Para Consu, faltam diagnóstico
e plano de ação à reforma



EUSTÁQUIO GOMES


Reunião do Consu no último dia 6: de acordo com os conselheiros, "faz-se necessário que o debate seja acompanhado de uma análise da realidade brasileira que aponte as virtudes, debilidades e distorções do sistema de ensino em todos os níveis" (Foto: Antoninho Perri)O Conselho Universitário (Consu) da Unicamp reuniu-se na última terça-feira (dia 6), pela segunda vez em uma semana, para analisar o anteprojeto de lei de reforma universitária apresentado pelo Ministério da Educação e a ser encaminhado ao Congresso Nacional pela Presidência da República.

No fim da reunião, o Consu da Unicamp aprovou por unanimidade, com uma única abstenção, documento que será enviado ao Ministério da Educação, à Casa Civil (onde se encontra atualmente o anteprojeto) e ao Congresso Nacional com a posição institucional da universidade sobre a terceira e última versão do texto.

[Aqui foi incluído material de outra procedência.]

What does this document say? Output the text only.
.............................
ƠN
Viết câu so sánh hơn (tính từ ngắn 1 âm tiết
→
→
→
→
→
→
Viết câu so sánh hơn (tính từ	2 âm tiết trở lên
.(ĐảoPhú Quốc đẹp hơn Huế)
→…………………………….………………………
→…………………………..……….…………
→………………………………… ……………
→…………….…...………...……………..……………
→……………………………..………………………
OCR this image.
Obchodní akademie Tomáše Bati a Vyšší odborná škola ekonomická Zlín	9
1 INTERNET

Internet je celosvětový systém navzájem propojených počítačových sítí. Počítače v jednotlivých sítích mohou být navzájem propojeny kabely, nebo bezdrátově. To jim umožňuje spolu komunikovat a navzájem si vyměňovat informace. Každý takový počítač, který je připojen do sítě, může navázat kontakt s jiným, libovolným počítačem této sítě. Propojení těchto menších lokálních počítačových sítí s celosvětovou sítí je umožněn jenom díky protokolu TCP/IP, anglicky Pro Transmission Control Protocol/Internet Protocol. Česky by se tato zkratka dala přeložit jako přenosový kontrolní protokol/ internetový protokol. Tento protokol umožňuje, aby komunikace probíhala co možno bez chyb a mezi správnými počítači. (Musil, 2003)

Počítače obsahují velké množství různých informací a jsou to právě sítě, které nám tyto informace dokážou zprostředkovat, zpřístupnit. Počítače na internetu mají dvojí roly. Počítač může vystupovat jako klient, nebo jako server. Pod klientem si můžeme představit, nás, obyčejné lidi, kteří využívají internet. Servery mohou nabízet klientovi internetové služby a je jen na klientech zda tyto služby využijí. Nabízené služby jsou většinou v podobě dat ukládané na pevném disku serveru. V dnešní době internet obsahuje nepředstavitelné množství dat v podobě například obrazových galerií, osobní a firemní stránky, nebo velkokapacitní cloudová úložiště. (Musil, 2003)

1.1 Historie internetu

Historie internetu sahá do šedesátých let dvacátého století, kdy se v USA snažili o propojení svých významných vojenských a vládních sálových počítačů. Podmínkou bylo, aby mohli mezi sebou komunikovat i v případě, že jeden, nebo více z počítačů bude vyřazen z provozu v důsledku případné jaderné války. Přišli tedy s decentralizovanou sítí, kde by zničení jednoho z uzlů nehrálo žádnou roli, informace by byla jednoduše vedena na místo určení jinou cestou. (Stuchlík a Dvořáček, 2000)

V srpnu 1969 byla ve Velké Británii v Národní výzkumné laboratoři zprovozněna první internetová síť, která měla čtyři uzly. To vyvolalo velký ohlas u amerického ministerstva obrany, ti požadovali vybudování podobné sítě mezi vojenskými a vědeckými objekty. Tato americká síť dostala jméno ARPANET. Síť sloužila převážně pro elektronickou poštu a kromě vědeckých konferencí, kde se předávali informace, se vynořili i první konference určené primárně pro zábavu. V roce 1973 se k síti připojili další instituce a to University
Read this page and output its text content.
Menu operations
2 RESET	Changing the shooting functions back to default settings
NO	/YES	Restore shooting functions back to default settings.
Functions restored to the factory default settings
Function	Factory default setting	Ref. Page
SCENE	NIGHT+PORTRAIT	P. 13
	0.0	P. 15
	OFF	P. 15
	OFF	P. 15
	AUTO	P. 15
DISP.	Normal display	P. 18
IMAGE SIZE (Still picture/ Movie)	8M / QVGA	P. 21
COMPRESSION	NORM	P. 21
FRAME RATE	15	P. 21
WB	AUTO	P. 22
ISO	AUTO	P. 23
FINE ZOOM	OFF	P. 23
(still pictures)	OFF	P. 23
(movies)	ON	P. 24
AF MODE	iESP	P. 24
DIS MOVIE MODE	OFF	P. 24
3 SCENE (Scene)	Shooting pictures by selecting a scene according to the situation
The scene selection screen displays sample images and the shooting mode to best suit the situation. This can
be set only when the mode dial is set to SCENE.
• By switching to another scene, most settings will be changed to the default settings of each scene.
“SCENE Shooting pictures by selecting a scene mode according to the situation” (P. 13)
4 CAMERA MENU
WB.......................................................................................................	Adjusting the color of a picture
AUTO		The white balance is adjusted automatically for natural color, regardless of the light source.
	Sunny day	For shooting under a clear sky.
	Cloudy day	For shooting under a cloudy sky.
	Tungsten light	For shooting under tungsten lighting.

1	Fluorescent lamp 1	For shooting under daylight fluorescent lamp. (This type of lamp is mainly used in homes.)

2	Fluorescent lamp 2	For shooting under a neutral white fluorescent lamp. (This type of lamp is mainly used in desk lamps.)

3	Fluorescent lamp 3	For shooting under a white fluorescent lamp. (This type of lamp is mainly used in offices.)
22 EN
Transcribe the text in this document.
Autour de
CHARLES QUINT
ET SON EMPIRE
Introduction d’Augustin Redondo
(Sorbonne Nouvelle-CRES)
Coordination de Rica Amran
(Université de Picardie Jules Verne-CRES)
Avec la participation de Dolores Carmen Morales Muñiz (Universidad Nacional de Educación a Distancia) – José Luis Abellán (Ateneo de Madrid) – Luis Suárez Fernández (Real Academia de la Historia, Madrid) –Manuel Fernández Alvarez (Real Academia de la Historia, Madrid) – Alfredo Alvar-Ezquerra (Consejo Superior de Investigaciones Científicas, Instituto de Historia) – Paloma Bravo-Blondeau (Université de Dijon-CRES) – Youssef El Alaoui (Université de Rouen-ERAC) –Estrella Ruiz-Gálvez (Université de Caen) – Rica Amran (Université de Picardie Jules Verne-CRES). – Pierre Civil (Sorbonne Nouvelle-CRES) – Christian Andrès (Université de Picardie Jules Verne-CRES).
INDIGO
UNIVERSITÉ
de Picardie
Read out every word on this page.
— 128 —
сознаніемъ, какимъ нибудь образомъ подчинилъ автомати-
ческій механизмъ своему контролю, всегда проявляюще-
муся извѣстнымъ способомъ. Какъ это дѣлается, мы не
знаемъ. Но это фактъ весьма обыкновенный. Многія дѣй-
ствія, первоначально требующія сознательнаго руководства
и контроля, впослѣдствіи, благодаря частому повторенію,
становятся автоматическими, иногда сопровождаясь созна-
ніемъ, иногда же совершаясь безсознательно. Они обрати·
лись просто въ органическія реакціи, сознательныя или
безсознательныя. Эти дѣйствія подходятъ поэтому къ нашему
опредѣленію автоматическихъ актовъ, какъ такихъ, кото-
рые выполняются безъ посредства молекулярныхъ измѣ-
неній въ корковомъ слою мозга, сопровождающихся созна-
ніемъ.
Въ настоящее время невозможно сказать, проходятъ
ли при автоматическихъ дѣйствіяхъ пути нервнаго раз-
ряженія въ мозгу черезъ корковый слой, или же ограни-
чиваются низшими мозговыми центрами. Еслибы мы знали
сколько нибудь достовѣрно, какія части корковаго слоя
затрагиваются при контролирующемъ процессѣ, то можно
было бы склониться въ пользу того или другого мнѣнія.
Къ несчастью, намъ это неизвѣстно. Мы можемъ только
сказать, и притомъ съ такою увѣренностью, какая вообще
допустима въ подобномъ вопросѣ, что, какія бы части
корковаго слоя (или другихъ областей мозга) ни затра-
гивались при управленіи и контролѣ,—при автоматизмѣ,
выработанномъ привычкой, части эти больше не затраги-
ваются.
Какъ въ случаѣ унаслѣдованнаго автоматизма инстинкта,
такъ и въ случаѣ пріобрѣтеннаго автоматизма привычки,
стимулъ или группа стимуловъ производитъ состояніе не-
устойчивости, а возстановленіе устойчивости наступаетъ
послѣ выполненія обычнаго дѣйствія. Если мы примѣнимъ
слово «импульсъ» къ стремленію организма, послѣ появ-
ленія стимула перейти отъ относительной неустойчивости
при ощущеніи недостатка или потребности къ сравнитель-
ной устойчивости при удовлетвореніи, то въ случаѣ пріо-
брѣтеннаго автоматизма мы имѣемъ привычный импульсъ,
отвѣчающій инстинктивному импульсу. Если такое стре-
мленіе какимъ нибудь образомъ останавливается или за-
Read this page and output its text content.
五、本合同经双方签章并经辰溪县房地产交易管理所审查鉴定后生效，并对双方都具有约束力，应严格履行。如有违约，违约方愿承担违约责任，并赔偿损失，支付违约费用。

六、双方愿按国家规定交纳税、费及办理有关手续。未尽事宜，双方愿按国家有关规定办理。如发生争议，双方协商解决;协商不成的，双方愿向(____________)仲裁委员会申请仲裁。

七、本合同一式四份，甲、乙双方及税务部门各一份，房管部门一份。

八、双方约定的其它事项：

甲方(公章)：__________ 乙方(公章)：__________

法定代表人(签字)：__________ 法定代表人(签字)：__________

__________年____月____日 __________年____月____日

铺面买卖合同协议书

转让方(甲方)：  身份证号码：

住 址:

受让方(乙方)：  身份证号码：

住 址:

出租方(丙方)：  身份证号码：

Documento aponta problemas no anteprojeto

Segundo o documento da Unicamp, um dos problemas do anteprojeto é “a ausência de um diagnóstico capaz de identificar as bases políticas, sociais e econômicas sobre as quais se apóia a proposta de reforma da educação superior brasileira”. Para os conselheiros da Unicamp, “faz-se necessário que o debate [sobre a reforma] seja acompanhado de uma análise da realidade brasileira que aponte as virtudes, debilidades e distorções do sistema de ensino em todos os níveis”.

O documento aponta vários problemas no anteprojeto. Um deles é a tentativa de definir o conceito de autonomia universitária, considerada pelo Consu como uma busca de restringi-lo, “quando a Constituição brasileira já dá conta deste tópico em seu artigo 207 dispensando qualquer regulamentação em lei”. Para os conselheiros da Unicamp, o projeto superdimensiona o aspecto extensionista da universidade sem valorizar adequadamente o compromisso com a pesquisa, é omisso em relação à exigência de avaliação institucional e “excessivamente brando ao estabelecer baixos patamares de titulação docente”.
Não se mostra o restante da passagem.